In the age of AI, whether it is the teachers’ “standard” or the researchers’ “ideal”, both serve as a vital defense against the “dilution of knowledge”.
What does this mean for teachers and parents?
This presents a wonderful educational opportunity. When a child brings an AI-generated answer to us, we shouldn’t just look at whether the result is “right”. We should lead them through “cross-validation.” We can tell them:
LLM is your “Brainstorming Buddy”: It can help you quickly retrieve ideas, simulate conversations, and expand your thinking. But…
The dictionary and authoritative corpora are your “Steering Wheel”: When you need to make a final judgment and ensure you aren’t “putting a hat on the wrong head” (a Chinese idiom for misattribution), you must return to the benchmark agreed upon by the academic community.
For a child, this isn’t just about learning a language; it’s about cultivating critical thinking where we refuse to blindly follow data probabilities.
Final Remarks
The discussion above is just the tip of the iceberg. There are so many topics regarding the battle between AI and authority that deserve deeper exploration in our upcoming podcast episodes, such as:
The art of “prompt engineering”: How to write systematic instructions that allow LLMs to accurately explain word meanings within a specific context.
The craft and limitations of dictionaries: A dictionary is more than a tool; it is the product of Exegesis (訓詁 - xùngǔ), the traditional academic study of explaining the meanings of ancient texts through rigorous philological analysis.
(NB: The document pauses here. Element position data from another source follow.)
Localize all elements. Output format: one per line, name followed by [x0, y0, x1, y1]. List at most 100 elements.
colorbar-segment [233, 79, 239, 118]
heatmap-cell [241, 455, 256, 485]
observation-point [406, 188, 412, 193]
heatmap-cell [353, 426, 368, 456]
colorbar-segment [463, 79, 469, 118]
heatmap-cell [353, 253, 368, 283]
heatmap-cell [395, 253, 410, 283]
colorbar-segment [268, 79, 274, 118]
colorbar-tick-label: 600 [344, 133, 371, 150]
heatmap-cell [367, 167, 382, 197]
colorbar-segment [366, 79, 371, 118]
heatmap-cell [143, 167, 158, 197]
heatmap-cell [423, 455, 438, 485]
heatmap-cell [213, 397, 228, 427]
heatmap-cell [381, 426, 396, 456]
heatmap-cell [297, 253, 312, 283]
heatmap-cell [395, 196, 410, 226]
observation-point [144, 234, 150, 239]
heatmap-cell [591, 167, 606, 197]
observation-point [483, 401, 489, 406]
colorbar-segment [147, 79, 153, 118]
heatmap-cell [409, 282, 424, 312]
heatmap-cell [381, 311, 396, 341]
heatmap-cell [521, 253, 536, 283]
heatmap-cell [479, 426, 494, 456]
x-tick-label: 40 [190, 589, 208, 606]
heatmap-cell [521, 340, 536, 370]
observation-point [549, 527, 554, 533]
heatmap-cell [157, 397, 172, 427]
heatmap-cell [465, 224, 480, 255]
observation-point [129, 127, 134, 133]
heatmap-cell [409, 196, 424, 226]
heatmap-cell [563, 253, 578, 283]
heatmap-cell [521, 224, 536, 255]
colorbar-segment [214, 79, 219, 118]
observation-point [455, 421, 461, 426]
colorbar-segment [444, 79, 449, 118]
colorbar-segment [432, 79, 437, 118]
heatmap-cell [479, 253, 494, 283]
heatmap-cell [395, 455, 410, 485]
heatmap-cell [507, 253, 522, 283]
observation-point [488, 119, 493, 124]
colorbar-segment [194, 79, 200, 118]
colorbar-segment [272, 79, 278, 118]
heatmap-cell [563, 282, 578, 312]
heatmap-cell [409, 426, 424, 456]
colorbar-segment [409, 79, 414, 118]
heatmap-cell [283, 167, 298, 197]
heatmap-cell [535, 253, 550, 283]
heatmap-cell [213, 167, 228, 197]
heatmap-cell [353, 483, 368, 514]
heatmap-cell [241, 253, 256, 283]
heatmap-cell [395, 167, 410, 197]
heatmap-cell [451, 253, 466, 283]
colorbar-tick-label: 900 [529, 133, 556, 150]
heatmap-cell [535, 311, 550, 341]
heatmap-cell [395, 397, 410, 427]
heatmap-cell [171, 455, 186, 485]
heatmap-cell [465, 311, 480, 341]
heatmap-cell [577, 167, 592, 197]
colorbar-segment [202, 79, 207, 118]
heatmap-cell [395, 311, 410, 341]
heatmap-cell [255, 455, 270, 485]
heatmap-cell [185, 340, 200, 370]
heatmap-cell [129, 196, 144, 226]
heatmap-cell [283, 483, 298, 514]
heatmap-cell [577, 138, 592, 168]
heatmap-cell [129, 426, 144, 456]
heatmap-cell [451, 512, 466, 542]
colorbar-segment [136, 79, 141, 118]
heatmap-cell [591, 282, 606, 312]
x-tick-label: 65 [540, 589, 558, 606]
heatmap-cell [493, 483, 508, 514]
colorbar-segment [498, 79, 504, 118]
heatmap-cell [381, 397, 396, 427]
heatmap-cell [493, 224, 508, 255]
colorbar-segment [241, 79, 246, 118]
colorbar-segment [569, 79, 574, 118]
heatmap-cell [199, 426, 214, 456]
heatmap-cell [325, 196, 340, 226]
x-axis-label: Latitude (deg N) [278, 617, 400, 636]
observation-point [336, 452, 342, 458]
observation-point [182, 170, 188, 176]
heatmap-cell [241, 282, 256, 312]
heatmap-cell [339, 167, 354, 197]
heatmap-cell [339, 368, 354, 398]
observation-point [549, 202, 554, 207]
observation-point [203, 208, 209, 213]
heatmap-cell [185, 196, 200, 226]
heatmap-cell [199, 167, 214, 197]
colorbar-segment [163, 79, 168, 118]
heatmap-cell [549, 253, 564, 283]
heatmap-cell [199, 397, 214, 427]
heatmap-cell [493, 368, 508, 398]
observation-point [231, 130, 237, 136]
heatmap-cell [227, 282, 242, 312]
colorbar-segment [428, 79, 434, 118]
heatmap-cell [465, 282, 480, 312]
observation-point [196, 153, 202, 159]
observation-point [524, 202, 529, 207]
This depth of “craftsmanship” is something AI cannot replace. However, we must also acknowledge their shortcomings, such as their challenges in keeping up with internet slang and neology.
Cross-cultural views on authority: Do different countries or linguistic communities define “authority” differently?
In the era of blurred standards, we are no longer just looking for a shortcut to an answer. The ability to discern truth from noise in the vast sea of information is one of the most important skills of all.